What is a Blockchain?
A blockchain is a decentralized database that records transactions on a distributed ledger. The digital ledger is maintained by a network of peer-to-peer nodes that verify and update transactions. Because each node in the network updates the ledger with each new transaction, it’s impossible to modify the transaction history. For this reason, blockchain transactions are able to be both transparent and immutable for all users.
No single entity has the power to change or control the ledger. This exponentially increases its security and trustlessness, eliminating the need for any centralized party to maintain the ledger, which is common in traditional financial institutions.
What is a Blockchain Used For?
Blockchain technology uses cryptography to secure transactions on the network. These networks are often used to create cryptocurrencies like bitcoin and ethereum. Bitcoin is the most well-known blockchain and is considered to be the most secure blockchain.
Ethereum uses blockchain technology that enables smart contracts which are self-executing pieces of code.
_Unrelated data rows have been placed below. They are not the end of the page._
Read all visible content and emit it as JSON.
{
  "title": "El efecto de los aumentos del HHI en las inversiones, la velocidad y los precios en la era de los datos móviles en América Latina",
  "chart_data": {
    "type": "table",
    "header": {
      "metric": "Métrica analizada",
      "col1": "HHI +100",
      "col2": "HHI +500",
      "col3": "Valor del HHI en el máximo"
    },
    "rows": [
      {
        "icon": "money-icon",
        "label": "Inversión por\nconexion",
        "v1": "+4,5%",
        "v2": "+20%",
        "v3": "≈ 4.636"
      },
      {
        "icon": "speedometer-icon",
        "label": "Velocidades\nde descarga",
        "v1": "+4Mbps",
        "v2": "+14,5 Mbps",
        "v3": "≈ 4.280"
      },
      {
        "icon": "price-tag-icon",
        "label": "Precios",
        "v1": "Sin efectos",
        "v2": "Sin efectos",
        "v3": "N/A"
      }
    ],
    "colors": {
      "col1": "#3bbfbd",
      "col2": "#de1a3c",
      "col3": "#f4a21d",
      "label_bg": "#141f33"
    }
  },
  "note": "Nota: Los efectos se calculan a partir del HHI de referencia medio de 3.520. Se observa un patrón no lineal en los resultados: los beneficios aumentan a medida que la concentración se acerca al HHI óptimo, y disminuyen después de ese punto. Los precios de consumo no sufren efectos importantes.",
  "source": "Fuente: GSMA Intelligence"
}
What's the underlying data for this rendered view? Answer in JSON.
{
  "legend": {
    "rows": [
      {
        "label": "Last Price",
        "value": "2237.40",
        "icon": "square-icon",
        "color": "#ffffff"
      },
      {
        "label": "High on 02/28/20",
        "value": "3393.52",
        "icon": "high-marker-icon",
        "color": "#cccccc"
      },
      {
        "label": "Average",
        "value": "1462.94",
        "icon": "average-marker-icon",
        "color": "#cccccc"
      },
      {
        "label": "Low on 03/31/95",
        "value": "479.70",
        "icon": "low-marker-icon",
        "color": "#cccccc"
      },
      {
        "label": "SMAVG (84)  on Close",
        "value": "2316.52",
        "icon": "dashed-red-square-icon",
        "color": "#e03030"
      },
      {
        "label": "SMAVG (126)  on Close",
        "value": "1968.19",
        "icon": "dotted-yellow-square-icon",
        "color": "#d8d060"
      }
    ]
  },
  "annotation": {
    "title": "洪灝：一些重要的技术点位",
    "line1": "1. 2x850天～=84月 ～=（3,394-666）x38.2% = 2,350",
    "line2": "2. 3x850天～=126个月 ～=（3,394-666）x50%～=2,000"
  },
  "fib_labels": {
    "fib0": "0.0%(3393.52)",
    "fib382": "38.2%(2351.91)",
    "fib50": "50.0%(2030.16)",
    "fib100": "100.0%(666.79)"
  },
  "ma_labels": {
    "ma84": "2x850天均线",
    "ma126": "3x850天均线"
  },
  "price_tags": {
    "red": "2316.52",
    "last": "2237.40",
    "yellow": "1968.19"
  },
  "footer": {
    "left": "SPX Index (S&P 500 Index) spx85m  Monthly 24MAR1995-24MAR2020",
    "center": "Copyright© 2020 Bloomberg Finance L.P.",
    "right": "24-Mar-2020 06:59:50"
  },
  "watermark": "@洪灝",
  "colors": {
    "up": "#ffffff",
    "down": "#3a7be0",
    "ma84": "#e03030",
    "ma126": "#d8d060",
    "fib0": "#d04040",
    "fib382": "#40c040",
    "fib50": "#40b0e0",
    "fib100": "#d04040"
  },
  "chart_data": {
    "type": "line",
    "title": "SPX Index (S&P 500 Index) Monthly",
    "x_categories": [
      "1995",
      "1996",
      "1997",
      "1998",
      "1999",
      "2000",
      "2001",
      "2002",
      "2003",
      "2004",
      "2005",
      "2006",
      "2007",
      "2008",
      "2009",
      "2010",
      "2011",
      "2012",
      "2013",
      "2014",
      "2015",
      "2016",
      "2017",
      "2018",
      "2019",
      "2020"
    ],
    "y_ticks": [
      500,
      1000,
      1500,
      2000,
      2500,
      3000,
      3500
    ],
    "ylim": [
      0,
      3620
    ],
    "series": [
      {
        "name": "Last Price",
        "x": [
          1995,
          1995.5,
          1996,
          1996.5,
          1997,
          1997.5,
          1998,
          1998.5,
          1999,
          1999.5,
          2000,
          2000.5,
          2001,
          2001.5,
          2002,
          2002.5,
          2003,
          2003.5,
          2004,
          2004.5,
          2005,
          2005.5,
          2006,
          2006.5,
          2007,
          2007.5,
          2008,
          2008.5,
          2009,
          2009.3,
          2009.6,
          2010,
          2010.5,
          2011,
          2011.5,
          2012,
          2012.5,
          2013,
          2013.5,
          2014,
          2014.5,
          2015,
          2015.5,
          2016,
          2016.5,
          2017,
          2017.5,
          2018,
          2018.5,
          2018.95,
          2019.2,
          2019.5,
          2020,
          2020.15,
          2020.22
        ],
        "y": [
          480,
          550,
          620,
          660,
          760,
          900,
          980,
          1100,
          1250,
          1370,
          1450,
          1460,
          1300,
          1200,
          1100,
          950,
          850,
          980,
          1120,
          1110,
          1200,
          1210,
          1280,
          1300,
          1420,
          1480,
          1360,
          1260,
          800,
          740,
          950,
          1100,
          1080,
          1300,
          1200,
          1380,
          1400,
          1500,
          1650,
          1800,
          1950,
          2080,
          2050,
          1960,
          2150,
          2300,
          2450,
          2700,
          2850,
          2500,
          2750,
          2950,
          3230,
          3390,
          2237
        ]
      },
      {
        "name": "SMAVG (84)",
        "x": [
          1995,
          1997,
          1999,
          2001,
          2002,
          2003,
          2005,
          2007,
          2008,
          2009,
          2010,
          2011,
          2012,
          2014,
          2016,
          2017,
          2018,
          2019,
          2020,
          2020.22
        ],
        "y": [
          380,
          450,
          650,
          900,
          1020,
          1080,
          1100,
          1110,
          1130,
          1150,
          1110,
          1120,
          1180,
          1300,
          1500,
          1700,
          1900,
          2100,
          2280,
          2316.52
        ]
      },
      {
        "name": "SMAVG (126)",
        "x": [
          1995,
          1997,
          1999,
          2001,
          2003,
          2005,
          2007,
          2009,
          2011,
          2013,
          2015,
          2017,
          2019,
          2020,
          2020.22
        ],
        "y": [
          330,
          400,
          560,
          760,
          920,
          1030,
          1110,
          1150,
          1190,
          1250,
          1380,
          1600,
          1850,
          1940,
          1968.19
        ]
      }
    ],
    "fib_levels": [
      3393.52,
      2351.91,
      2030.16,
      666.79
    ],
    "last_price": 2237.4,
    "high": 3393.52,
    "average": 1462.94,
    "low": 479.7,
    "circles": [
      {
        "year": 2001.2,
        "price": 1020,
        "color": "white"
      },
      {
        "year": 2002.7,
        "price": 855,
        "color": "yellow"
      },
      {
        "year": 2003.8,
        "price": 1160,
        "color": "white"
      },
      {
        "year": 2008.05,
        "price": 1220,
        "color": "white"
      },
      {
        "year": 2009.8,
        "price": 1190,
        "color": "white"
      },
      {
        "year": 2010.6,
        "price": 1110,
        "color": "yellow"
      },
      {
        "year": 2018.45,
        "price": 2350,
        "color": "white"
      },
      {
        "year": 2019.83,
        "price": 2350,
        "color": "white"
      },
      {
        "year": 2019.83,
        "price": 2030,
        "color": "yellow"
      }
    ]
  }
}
Smart contracts allow decentralized applications (dApps) and other types of complicated transactions to be implemented on blockchain technology.
How Does a Blockchain Work?
A blockchain is a history of transactions that are mined in blocks. Think of each block as a packet of information that is added to the database. Computers in the blockchain network, called “miners,” use computing power to verify transactions that are sent on the network.
Once a block is filled to its data limit, a hexadecimal number called a hash is created. The hash gets added to the block header and encrypted with the block’s information.
On a proof-of-work (PoW) blockchain like Bitcoin, nodes use an algorithm to solve cryptographic hashes and “mine” blocks. The first node to mine a block receives a reward. These mining rewards incentivize miners to join the network and keep it secure and decentralized.
Notable Blockchain Statistics
- Global spending on blockchain technologies was $6.6 billion in 2021
- 86% of people, according to a Deloitte survey, believe blockchain technology can enhance business processes
- As of a 2022 report, there are more than 84.02 million total blockchain wallets worldwide
- In 2023, there are roughly 336,600 Bitcoin transactions each day
- Pew Research shows 16% of Americans have invested in cryptocurrency
- Accenture analysis projects Blockchain has the potential to reduce bank infrastructure costs by 30%
Blockchain Related Terms
Ethereum — A decentralized blockchain that enables developers to build and deploy decentralized applications (dApps) and smart contracts.
BTC — The native cryptocurrency of the Bitcoin blockchain.
Smart Contract — A piece of code that autonomously facilitates and executes the terms of a contract or an agreement.
Blockchain Bridge — An interoperability tool enabling communications between two different blockchains.
Hard Fork — A significant modification to the rules of a blockchain's protocol. Hard forks are not backward-compatible, meaning all nodes will need to upgrade in order to operate successfully.